Beda dengan E-commerce, Jualan di Medsos Tak Perlu Izin Usaha

Aturan mengenai perdagangan melalui sistem elektronik atau e-commerce akhirnya diteken Presiden Joko Widodo. Hal ini tertuang dalam Peraturan Pemerintah (PP) Nomor 80 Tahun 2019 tentang Perdagangan Melalui Sistem Elektronik (PMSE).
Dalam Pasal 15 aturan tersebut, pemerintah mewajibkan para pelaku usaha atau merchant yang berjualan melalui e-commerce seperti BliBli, BukaLapak, Tokopedia, wajib memiliki izin usaha.
Namun pemerintah memberikan pengecualian izin usaha bagi pihak yang tidak mendapatkan manfaat secara langsung dari transaksi online tersebut. Selain itu, pengecualian juga diberikan bagi pihak penyelenggara yang tidak terlibat langsung dalam hubungan kontraktual para pihak yang melakukan transaksi online.

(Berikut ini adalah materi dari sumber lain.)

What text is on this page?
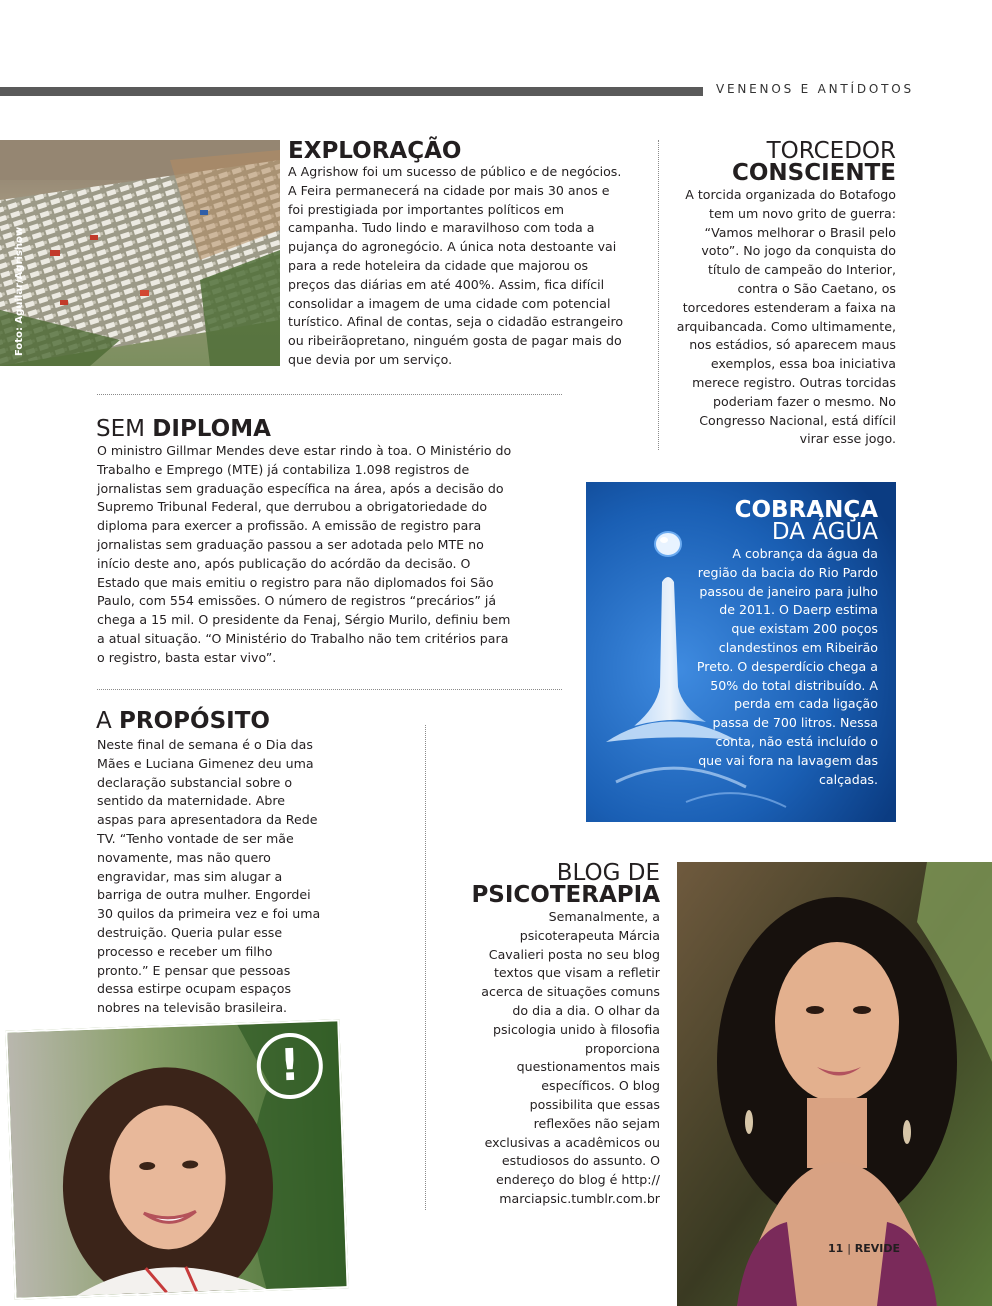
VENENOS E ANTÍDOTOS
Foto: Aguilar/Agrishow
EXPLORAÇÃO
A Agrishow foi um sucesso de público e de negócios. A Feira permanecerá na cidade por mais 30 anos e foi prestigiada por importantes políticos em campanha. Tudo lindo e maravilhoso com toda a pujança do agronegócio. A única nota destoante vai para a rede hoteleira da cidade que majorou os preços das diárias em até 400%. Assim, fica difícil consolidar a imagem de uma cidade com potencial turístico. Afinal de contas, seja o cidadão estrangeiro ou ribeirãopretano, ninguém gosta de pagar mais do que devia por um serviço.
TORCEDOR
CONSCIENTE
A torcida organizada do Botafogo tem um novo grito de guerra: “Vamos melhorar o Brasil pelo voto”. No jogo da conquista do título de campeão do Interior, contra o São Caetano, os torcedores estenderam a faixa na arquibancada. Como ultimamente, nos estádios, só aparecem maus exemplos, essa boa iniciativa merece registro. Outras torcidas poderiam fazer o mesmo. No Congresso Nacional, está difícil virar esse jogo.
SEM DIPLOMA
O ministro Gillmar Mendes deve estar rindo à toa. O Ministério do Trabalho e Emprego (MTE) já contabiliza 1.098 registros de jornalistas sem graduação específica na área, após a decisão do Supremo Tribunal Federal, que derrubou a obrigatoriedade do diploma para exercer a profissão. A emissão de registro para jornalistas sem graduação passou a ser adotada pelo MTE no início deste ano, após publicação do acórdão da decisão. O Estado que mais emitiu o registro para não diplomados foi São Paulo, com 554 emissões. O número de registros “precários” já chega a 15 mil. O presidente da Fenaj, Sérgio Murilo, definiu bem a atual situação. “O Ministério do Trabalho não tem critérios para o registro, basta estar vivo”.
COBRANÇA
DA ÁGUA
A cobrança da água da região da bacia do Rio Pardo passou de janeiro para julho de 2011. O Daerp estima que existam 200 poços clandestinos em Ribeirão Preto. O desperdício chega a 50% do total distribuído. A perda em cada ligação passa de 700 litros. Nessa conta, não está incluído o que vai fora na lavagem das calçadas.
A PROPÓSITO
Neste final de semana é o Dia das Mães e Luciana Gimenez deu uma declaração substancial sobre o sentido da maternidade. Abre aspas para apresentadora da Rede TV. “Tenho vontade de ser mãe novamente, mas não quero engravidar, mas sim alugar a barriga de outra mulher. Engordei 30 quilos da primeira vez e foi uma destruição. Queria pular esse processo e receber um filho pronto.” E pensar que pessoas dessa estirpe ocupam espaços nobres na televisão brasileira.
!
BLOG DE
PSICOTERAPIA
Semanalmente, a psicoterapeuta Márcia Cavalieri posta no seu blog textos que visam a refletir acerca de situações comuns do dia a dia. O olhar da psicologia unido à filosofia proporciona questionamentos mais específicos. O blog possibilita que essas reflexões não sejam exclusivas a acadêmicos ou estudiosos do assunto. O endereço do blog é http:// marciapsic.tumblr.com.br
11 | REVIDE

"Penyelenggara sarana perantara dikecualikan dari kewajiban memiliki izin usaha sebagaimana dimaksud pada ayat (1) jika: bukan merupakan pihak yang mendapatkan manfaat (beneficial) secara langsung dari transaksi; atau tidak terlibat langsung dalam hubungan kontraktual para pihak yang melakukan PMSE," tulis Pasal 15 beleid tersebut seperti dikutip kumparan, Rabu (4/12).
Adapun contoh pihak yang dikecualikan tersebut di antaranya media sosial (medsos) seperti Instagram atau Facebook. Sebab berbeda dengan e-commerce, merchant yang berjualan melalui Instagram ataupun Facebook tak dikenakan 'komisi' ke jejaring sosial tersebut.
Dengan kata lain, berjualan di medsos tak perlu mendapat izin usaha karena medsos bukan pihak yang mendapatkan manfaat secara langsung dari transaksi online dan tak terlibat langsung dalam hubungan kontrak antara para pelaku usaha dengan konsumen.
Merchant yang berjualan di e-commerce wajib memiliki izin usaha. Pengajuan izinnya pun bisa dilakukan melalui sistem perizinan yang terintegrasi online atau online single submission (OSS).
"Pengajuan izin usaha dilakukan melalui Perizinan Berusaha Terintegrasi Secara Elektronik sesuai dengan ketentuan peraturan perundang-undangan," tulis aturan itu.